The latest employment figures from Statistics Canada show a decline of by 112,000 jobs in the private sector in August, resulting in an overall drop in employment of 11,000.
Only last month the agency botched the July jobs report, erroneously claiming the economy added just 200 new jobs, when it fact the figure was 42,000. Scotiabank economist Derek Holt was quick to warn the report “looks very fishy to me.”
We’ll know soon enough if another mistake has been made, but even if the employment report for August didn’t fit with what economists were expecting, it’s hardly out of line with what the Canadian economy has experienced in recent months. There have not been two consecutive months of net new job growth since October 2013 and these new jobs figures are just part of a slowing trend that’s been underway since January 2013.

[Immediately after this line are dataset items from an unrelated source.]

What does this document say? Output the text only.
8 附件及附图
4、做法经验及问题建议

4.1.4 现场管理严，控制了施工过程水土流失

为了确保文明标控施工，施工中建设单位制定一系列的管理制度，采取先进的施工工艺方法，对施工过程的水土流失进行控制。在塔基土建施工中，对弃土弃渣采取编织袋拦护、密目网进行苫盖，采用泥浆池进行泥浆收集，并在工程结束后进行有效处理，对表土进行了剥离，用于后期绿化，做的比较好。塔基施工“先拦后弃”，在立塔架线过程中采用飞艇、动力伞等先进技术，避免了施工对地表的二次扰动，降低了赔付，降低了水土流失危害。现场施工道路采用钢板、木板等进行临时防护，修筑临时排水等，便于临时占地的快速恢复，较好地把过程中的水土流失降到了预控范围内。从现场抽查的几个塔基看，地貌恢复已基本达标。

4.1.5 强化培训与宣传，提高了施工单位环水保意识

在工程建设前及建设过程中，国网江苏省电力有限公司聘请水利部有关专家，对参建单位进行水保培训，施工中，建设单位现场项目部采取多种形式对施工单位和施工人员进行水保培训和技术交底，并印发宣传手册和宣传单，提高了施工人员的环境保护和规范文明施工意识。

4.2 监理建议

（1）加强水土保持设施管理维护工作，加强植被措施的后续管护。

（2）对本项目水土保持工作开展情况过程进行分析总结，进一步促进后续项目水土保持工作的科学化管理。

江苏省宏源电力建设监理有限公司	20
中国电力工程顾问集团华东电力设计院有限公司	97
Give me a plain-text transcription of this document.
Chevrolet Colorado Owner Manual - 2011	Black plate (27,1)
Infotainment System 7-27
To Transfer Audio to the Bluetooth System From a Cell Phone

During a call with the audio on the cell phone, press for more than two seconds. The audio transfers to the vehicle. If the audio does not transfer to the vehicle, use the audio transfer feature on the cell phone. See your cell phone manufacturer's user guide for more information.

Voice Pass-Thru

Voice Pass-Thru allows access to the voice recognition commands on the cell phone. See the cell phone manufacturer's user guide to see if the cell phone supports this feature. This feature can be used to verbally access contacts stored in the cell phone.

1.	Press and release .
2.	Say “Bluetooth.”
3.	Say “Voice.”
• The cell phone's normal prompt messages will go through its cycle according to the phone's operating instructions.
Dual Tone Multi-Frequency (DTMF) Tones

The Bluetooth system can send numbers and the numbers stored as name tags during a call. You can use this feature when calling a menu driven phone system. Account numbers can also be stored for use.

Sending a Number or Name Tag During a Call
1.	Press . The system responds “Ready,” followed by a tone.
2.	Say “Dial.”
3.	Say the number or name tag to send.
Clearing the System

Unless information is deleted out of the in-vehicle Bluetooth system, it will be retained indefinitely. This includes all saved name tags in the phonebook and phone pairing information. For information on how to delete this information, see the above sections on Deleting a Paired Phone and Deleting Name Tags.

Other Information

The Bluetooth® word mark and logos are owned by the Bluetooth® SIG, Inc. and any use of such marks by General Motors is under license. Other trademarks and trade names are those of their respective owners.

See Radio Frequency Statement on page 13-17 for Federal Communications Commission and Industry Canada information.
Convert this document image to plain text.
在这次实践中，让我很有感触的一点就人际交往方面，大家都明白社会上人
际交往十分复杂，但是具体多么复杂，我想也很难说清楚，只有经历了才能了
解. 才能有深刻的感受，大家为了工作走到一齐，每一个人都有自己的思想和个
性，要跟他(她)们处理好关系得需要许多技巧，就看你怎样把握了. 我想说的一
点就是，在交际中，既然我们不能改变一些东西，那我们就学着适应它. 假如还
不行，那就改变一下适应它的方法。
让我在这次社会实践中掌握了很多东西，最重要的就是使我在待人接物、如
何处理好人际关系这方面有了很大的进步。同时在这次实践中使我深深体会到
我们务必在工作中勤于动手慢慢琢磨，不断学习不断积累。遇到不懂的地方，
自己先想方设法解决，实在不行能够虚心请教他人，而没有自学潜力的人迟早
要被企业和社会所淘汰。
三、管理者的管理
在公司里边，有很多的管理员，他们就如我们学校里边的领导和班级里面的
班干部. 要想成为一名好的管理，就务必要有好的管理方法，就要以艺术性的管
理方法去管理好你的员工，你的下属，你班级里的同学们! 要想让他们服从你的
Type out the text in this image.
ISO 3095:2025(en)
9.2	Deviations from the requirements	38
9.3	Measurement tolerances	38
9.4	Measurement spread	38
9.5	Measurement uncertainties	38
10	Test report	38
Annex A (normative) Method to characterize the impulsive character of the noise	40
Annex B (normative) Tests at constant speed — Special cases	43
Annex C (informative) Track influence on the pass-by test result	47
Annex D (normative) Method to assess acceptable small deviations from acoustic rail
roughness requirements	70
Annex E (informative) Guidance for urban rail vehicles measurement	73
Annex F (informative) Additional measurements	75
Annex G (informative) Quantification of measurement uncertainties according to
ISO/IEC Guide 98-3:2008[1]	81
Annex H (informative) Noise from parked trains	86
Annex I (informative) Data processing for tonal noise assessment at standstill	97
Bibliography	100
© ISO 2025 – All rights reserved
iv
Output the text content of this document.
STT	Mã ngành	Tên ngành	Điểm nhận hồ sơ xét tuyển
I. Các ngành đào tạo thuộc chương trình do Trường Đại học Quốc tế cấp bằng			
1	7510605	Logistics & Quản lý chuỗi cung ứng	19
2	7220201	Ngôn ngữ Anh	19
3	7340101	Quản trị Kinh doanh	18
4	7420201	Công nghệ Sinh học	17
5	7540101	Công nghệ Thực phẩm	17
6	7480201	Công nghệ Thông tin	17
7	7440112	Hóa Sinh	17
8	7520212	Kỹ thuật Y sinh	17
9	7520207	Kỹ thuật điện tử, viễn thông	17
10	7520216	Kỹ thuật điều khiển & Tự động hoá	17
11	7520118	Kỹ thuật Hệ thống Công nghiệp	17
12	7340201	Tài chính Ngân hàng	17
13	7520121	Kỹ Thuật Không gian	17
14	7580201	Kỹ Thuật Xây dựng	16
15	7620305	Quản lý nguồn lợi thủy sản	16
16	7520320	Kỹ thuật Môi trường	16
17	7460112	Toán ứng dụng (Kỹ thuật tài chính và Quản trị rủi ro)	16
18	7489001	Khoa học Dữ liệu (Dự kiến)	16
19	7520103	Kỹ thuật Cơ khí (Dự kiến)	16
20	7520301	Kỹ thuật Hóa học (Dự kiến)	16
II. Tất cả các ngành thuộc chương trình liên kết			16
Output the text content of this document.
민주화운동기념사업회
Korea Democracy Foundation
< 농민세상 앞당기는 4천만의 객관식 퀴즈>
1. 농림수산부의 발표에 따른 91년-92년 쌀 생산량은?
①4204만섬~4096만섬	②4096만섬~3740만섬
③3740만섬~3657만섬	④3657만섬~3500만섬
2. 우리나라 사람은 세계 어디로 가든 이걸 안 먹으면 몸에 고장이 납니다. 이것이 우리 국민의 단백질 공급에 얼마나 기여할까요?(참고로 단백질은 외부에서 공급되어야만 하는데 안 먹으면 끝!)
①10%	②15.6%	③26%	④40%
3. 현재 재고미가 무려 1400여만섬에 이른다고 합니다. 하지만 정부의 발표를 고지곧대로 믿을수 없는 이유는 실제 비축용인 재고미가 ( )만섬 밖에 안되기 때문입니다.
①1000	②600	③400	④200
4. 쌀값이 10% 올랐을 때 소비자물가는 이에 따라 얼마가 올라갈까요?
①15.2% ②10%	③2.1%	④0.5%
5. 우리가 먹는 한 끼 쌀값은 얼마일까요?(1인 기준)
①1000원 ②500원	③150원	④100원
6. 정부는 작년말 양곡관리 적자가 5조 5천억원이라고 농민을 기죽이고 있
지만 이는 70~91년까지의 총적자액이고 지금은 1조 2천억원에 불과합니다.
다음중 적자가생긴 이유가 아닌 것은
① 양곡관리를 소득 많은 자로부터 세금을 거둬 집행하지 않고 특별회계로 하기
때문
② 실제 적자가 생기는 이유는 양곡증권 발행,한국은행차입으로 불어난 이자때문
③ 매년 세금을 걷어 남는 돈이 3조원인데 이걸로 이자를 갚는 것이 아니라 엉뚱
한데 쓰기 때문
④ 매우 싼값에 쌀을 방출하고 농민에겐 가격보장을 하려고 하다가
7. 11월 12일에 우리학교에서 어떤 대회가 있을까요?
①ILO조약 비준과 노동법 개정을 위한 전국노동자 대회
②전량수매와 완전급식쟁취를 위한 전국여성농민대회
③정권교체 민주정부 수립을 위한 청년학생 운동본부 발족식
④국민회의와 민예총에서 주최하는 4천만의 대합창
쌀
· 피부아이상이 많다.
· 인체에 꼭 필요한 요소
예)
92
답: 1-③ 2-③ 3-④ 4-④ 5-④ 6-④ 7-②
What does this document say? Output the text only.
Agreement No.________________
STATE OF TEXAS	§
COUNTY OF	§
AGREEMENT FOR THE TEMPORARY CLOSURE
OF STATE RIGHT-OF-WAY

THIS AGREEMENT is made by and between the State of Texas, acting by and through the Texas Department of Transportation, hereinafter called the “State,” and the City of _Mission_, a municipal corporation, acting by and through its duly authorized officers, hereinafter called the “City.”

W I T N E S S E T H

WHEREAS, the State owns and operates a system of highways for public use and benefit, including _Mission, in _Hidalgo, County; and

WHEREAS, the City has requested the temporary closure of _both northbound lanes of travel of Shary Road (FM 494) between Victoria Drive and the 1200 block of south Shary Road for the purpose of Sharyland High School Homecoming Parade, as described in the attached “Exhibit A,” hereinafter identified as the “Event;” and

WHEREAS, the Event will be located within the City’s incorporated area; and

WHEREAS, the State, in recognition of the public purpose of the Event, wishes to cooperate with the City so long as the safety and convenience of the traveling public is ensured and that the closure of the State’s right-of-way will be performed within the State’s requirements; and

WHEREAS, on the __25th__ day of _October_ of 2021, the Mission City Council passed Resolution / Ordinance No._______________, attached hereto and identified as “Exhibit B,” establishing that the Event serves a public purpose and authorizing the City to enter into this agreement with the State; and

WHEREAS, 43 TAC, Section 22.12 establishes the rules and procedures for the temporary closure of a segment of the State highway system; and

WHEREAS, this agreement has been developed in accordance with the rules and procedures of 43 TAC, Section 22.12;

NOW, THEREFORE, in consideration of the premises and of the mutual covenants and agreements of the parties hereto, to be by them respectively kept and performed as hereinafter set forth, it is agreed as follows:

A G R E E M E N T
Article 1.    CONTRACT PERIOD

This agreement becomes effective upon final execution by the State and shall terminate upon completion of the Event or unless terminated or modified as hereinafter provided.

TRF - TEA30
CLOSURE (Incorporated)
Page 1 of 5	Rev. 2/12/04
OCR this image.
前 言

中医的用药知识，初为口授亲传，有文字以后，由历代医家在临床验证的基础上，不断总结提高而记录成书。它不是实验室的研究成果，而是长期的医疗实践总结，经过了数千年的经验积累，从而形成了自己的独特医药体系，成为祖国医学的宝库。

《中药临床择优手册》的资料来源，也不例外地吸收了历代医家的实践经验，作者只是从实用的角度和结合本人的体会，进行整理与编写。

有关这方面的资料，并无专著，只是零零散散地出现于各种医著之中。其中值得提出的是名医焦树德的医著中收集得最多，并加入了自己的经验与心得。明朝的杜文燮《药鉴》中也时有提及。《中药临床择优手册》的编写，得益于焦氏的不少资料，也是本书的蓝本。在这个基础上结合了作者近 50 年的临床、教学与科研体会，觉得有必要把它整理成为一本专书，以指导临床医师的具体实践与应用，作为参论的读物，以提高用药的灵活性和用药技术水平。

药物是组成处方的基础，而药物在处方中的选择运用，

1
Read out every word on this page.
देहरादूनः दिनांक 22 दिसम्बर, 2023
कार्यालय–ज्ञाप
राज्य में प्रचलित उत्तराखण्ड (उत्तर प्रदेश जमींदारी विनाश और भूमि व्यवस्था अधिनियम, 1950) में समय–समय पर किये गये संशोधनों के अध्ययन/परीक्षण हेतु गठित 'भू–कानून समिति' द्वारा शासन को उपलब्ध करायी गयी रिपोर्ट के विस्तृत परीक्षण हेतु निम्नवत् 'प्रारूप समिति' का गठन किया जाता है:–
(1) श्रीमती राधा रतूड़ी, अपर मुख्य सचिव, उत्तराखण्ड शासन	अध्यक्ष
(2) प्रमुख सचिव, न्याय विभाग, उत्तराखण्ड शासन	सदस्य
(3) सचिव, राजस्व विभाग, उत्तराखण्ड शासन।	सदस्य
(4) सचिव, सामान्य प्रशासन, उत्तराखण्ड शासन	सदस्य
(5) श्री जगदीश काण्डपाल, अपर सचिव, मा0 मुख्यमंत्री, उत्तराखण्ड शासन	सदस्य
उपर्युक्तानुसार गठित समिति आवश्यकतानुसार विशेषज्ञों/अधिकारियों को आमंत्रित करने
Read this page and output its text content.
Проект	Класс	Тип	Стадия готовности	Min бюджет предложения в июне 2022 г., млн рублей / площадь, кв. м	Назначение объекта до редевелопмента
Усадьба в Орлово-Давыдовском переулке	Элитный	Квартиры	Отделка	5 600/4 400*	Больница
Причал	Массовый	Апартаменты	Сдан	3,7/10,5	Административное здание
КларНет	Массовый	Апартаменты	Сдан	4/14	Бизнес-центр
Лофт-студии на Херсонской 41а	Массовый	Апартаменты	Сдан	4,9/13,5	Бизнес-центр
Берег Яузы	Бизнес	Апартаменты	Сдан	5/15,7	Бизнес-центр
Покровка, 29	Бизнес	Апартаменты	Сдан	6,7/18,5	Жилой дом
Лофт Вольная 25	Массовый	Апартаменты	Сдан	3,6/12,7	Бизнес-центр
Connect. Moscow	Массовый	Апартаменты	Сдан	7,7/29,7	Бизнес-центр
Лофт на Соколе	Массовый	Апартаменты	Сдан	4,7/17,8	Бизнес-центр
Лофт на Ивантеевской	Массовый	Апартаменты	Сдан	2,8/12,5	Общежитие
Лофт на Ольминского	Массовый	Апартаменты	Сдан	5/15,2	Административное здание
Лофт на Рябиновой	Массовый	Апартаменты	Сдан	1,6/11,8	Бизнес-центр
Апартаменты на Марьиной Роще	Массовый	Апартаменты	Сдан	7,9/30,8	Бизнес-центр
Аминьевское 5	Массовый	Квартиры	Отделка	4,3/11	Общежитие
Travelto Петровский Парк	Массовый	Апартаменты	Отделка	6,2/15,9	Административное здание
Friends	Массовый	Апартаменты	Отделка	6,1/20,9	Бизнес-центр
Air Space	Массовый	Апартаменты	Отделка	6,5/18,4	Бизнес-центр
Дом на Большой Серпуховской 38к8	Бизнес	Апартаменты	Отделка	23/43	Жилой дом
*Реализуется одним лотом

On an annual basis, job growth is probing depths not seen outside of a recession since the federal government took its deficit-fighting axe to the public service in the mid-1990s, or since the 2001 U.S. recession and 9/11 brought economic activity nearly to a halt.
A few other highlights from August:
- The unemployment rate stayed at seven per cent.
- Since September 2013, full-time employment has grown just 0.03 per cent, the equivalent of 4,200 net new positions.
- Despite the decline in the number of jobs, wages posted a 2.5 per cent gain from the year before. So it’s not all bad news.
Attorney Colin Singer Commentary:
The economy continues to show evidence of inconsistency in job creation. Despite the stubbornly high country wide unemployment rate, shortages continue to amplify in certain industries such as skilled trades in Western Canada.